DUBAI - Las consecuencias del terremoto de Japón - especialmente la actual crisis en la central nuclear de Fukushima – traen recuerdos sombríos para los observadores de la crisis financiera estadounidense que precipitó la Gran Recesión. Ambos acontecimientos ofrecen duras lecciones sobre los riesgos y sobre lo mal que pueden manejarlos los mercados y las sociedades.

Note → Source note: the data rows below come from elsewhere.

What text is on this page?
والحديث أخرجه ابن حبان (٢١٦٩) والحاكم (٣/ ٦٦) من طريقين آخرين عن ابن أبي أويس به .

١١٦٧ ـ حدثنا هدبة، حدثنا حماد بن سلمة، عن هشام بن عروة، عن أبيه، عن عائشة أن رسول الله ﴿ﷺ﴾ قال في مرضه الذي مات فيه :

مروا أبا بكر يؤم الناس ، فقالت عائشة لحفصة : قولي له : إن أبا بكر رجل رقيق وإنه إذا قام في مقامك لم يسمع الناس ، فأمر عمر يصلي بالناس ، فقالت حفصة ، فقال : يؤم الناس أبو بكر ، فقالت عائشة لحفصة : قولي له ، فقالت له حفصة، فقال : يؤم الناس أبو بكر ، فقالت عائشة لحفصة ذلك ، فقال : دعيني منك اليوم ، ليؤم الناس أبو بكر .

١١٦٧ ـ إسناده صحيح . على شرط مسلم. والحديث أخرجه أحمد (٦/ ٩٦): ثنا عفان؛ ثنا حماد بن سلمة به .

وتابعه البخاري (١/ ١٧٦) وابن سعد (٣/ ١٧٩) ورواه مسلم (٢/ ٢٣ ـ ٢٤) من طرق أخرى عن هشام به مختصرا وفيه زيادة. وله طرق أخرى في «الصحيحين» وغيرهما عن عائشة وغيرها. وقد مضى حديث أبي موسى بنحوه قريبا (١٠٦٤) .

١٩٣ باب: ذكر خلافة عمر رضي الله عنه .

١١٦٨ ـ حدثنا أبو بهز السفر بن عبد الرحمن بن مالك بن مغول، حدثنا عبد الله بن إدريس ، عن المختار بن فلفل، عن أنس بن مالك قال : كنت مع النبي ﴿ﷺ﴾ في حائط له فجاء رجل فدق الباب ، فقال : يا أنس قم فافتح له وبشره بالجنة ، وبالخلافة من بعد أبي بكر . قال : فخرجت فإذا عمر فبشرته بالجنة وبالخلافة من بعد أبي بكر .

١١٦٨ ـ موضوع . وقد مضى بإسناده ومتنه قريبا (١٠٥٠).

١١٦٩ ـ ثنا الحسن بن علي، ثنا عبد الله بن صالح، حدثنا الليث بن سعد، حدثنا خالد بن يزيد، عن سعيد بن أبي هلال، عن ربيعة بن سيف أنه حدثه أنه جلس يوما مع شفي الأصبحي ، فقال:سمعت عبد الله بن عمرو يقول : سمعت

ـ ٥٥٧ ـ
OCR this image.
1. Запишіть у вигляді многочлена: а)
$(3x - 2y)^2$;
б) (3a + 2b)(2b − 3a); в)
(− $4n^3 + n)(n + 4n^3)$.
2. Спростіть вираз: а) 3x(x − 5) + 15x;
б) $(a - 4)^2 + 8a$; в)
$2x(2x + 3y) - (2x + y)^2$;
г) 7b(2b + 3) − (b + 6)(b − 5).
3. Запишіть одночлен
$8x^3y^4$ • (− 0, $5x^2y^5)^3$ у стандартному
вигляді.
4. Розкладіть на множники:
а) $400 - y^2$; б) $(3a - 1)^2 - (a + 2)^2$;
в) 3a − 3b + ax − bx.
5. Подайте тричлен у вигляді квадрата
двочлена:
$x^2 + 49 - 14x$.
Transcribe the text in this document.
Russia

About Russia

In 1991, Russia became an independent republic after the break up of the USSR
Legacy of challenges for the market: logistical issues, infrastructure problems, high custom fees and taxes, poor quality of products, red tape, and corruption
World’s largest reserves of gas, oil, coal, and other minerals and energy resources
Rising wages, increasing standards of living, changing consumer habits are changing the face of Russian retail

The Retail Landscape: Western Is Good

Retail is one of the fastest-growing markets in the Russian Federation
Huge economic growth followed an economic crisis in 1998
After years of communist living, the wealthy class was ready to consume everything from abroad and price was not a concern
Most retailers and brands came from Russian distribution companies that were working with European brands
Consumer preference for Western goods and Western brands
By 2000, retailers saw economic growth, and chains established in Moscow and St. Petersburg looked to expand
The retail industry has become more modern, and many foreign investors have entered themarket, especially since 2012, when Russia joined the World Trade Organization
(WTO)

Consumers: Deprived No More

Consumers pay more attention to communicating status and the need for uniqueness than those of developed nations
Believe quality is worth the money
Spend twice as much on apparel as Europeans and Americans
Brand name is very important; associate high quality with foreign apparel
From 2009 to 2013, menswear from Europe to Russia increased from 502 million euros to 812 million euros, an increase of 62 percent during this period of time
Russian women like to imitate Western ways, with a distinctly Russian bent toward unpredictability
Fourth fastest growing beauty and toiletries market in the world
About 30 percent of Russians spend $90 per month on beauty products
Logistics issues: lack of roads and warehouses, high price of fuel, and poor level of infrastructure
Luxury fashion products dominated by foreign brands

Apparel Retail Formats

Naturalmente, en cierto sentido no hay comparación entre la tragedia provocada por el terremoto - que ha dejado más de 25,000 personas muertas o desaparecidas - y la crisis financiera, a la que no se puede atribuir un sufrimiento físico tan agudo. Pero cuando se trata de la fusión del reactor nuclear en Fukushima, los dos acontecimientos tienen algo en común.

Los expertos tanto de la industria nuclear como de las finanzas nos aseguraron que la nueva tecnología había eliminado prácticamente el riesgo de una catástrofe. Los hechos demostraron que estaban equivocados: no sólo existían los riesgos, sino que sus consecuencias fueron tan grandes que eliminaron fácilmente todos los supuestos beneficios de los sistemas que los líderes de la industria promovían.

Antes de la Gran Recesión, los gurús económicos de los Estados Unidos - desde el director de la Reserva Federal hasta los gigantes de las finanzas - se jactaban de que habíamos aprendido a dominar los riesgos. Mediante instrumentos financieros innovadores como los derivados y los swaps de incumplimiento crediticio se había logrado distribuir el riesgo en toda la economía. Ahora sabemos que no sólo engañaron al resto de la sociedad, sino que incluso se engañaron ellos mismos.